DO NOT request “likes for likes”, unless where there is a thread or forum specifically for this purpose. I know, it seems like sometimes it’s easy to get lost in the crowd, and the best way to build an audience is to farm for likes. But likes given only under the prerequisite of reciprocation do neither the giver nor the receiver any good. And here’s why…. traffic to and from Facebook business pages is decided on two main factors: the content of a page, and the genuine interaction it receives. Though a “like for likes” campaign may generate followers, it does not generate fans or traffic. It’s important to build these relationships naturally and genuinely and to like pages and products, in your opinion, deserving of it.

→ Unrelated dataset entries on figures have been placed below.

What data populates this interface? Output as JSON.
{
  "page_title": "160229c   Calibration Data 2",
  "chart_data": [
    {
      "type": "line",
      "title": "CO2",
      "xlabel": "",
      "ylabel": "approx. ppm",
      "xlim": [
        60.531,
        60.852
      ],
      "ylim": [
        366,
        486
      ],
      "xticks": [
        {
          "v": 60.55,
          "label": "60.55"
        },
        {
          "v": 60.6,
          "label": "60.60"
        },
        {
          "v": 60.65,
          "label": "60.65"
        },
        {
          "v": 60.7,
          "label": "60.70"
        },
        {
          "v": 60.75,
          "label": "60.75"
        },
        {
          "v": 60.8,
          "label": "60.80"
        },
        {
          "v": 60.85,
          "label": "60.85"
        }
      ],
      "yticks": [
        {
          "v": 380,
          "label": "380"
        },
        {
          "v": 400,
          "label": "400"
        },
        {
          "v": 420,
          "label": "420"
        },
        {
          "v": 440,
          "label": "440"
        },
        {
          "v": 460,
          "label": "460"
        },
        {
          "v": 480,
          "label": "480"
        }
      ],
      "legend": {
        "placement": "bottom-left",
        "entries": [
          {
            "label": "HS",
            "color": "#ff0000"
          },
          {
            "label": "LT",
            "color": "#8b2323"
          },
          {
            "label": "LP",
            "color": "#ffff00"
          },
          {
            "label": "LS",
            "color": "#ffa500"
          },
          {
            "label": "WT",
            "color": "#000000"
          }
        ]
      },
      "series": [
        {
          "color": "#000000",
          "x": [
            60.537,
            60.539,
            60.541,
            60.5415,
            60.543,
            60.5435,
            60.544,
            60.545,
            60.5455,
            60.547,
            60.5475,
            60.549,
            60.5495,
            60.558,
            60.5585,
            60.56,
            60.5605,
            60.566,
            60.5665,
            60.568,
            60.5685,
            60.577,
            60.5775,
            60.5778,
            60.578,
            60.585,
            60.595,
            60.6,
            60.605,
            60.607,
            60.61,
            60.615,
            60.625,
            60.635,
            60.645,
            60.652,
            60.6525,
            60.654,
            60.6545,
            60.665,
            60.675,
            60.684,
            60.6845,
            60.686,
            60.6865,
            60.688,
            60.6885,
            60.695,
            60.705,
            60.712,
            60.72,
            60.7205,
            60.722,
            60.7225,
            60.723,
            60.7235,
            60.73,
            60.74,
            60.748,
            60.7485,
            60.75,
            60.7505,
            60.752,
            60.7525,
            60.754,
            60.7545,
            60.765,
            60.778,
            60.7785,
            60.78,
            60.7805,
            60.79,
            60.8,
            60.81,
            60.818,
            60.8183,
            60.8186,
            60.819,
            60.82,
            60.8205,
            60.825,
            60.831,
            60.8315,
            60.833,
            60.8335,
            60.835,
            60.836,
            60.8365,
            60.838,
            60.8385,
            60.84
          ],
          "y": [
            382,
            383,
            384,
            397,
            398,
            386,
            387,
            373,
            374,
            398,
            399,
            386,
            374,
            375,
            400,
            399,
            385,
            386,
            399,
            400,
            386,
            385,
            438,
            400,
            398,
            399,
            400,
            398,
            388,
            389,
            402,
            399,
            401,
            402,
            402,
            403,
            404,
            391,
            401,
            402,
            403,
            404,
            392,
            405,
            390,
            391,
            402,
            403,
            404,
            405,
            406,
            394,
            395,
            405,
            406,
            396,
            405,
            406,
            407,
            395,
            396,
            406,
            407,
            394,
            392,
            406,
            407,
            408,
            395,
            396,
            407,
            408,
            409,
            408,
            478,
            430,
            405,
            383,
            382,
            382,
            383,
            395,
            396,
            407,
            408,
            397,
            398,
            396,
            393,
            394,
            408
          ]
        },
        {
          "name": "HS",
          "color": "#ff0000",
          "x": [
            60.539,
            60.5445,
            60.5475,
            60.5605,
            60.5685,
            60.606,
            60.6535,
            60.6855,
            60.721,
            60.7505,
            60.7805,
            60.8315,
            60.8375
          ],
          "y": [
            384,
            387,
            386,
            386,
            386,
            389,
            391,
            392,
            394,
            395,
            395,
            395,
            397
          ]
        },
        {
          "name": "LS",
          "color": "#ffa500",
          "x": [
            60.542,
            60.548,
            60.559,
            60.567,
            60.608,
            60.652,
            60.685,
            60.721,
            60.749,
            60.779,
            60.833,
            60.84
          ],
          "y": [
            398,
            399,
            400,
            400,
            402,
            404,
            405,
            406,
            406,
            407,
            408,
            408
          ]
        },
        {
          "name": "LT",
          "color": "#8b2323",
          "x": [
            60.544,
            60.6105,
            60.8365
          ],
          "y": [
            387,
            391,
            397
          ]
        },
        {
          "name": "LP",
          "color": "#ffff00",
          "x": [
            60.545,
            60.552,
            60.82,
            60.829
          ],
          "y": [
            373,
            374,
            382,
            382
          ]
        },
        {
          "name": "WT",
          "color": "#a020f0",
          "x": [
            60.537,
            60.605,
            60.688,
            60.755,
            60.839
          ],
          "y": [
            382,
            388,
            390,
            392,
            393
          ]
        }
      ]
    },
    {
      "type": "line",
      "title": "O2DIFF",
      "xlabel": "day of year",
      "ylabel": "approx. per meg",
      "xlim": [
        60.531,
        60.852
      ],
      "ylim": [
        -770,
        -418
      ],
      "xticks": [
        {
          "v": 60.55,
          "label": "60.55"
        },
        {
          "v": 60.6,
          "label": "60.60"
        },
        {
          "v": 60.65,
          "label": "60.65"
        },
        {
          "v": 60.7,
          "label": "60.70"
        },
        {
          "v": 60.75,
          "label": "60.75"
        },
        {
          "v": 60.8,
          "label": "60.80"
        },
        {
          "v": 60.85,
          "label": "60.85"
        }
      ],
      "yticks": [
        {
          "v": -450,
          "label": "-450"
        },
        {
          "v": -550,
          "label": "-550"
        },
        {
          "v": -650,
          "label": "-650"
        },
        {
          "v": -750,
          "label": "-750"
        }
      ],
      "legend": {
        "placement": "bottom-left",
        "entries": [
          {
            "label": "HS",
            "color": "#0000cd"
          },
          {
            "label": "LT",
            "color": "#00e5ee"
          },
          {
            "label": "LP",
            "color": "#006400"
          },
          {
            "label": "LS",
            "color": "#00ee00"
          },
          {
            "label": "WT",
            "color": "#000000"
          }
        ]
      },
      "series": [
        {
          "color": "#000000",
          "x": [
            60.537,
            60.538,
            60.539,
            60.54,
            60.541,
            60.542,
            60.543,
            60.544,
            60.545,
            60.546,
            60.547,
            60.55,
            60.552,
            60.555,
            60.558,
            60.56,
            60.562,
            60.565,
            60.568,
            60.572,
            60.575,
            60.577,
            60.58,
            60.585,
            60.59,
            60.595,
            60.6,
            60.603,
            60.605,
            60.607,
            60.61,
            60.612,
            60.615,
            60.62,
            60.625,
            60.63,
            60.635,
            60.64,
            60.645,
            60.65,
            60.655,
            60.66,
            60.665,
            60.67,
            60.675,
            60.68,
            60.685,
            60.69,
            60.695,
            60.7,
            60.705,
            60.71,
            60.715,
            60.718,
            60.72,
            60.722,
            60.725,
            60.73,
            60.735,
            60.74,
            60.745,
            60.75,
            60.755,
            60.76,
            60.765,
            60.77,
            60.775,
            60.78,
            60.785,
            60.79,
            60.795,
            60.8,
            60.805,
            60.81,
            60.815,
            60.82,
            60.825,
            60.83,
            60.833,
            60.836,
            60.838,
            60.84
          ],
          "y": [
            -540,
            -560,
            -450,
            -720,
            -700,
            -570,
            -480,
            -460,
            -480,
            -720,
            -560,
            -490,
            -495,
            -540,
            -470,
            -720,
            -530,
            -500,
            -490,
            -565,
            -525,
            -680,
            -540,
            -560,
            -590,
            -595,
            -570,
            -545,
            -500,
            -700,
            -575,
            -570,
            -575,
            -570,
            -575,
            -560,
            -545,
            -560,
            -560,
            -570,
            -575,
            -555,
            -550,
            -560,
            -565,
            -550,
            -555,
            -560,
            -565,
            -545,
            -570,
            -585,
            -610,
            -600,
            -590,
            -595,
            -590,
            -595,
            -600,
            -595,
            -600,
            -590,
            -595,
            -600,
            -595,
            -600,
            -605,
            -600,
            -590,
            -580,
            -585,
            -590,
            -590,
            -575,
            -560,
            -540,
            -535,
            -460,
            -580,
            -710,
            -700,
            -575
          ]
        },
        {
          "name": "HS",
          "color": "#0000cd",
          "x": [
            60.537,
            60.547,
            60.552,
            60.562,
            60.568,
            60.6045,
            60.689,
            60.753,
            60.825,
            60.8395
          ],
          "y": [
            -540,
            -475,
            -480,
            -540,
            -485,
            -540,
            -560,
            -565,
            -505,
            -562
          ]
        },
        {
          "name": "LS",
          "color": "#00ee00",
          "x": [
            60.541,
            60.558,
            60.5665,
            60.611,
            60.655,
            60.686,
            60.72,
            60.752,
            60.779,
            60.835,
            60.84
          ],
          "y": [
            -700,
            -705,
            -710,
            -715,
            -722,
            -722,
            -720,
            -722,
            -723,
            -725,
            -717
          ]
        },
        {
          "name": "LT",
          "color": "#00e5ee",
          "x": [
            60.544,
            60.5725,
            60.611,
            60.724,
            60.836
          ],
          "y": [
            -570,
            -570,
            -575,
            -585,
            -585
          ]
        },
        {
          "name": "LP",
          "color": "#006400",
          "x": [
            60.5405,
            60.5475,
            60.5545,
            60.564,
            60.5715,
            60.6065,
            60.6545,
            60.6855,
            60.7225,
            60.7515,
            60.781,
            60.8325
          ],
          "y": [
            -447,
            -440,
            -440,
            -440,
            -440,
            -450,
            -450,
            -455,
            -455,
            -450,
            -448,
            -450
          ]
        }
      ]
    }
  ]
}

DO NOT spam the business pages of others. I promise there are a whole collective of page owners who have done it, and most without a nefarious bone in their body. Somewhere along the line, just past the building-a-business starting gate, we’ve trolled the active business pages of others, dropping a link to our website or Facebook page, hoping for a boost to our numbers. It happens. But, like the previous suggestion, this doesn’t generate genuine interaction and, in some cases, can even get you banned by users, which is a sad happenstance that benefits no one.
DO engage with pages, artists and businesses you’ve liked. The more you engage, the more informed you’ll be on new updates. Though clicking that “like” button is a fabulous way to express support for an idea, sentiment or project, conversing about it is even better, and will guarantee posts from the page continue to appear in your feed.
DO (as previously mentioned) always credit designers, in every instance when applicable, even in cases of derivative or “inspired by” looks.
Twitter Quite frankly, Twitter and Tumbler confound me. Just… um… don’t get upset when I fail to reply to your tweet. Because I don’t know how. It’s shameful, I know. I should really learn to Twitter better. But if you have Twitter etiquette, please share it below!
Now, I know social media can be overwhelming. Many juggle a dozen social platforms a day, and do so swimmingly. Some, however (myself included), sometimes feel as though they’ve been dropped in a foreign country with a translate app that’s failed to work. Eeep! But despite the confusion, social media and social sharing can be a fun and beneficial experience. Excuse yourself the mistakes, and aim to fix them. It’s the best any of us can do!